Он жестоко клеймил себя и когда отлёживался в летучем лазарете, и когда вернулся в дивизию. Не сам ли он мечтал о диктаторе на белом коне, о сильном человеке, который разгонит беспомощное Временное правительство и выведет Россию из тупика? Такой человек нашёлся, и первое, что он сделал, это расстрелял из пулемётов сотни солдат, которые покинули позиции. А сейчас он наградил Мруз-Пельчинского за то, что тот безжалостно уничтожил большевистски настроенный полк... Этим человеком был новый верховный главнокомандующий Корнилов. Газеты в один голос трубили, что лишь он может остановить революцию. Выпущенные огромными тиражами брошюры восторженно кричали о его подвигах в Галиции. Совещание общественных деятелей, проходившее в Москве, опубликовало телеграмму: «Вся мыслящая Россия смотрит на вас с надеждою и верою...»

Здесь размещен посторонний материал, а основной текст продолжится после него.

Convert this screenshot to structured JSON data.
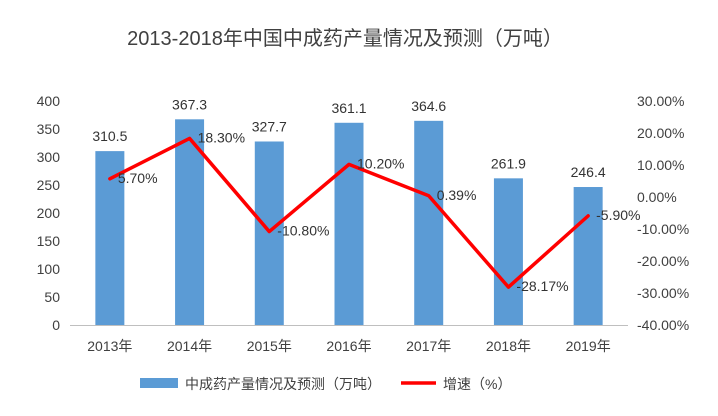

Нет, не было сейчас веры в такого человека у Коверзнева. Именно потому он и не подал виду, что ему хорошо знаком большевик Смуров, который неожиданно в середине августа оказался председателем дивизионного комитета. Сильны, видимо, были большевики, если даже Мруз-Пельчинский, которому Корнилов развязал руки, должен был примириться с существованием комитетов. В новый состав комитета были избраны сплошь люблинцы, чудом оставшиеся в живых после разгрома полка, а на место погибшего в бою председателя встал бородатый солдат из пополнения — Сычугов. Коверзнев знал, что он никакой не Сычугов, а Тимофей Смуров — военный врач по образованию, но помалкивал.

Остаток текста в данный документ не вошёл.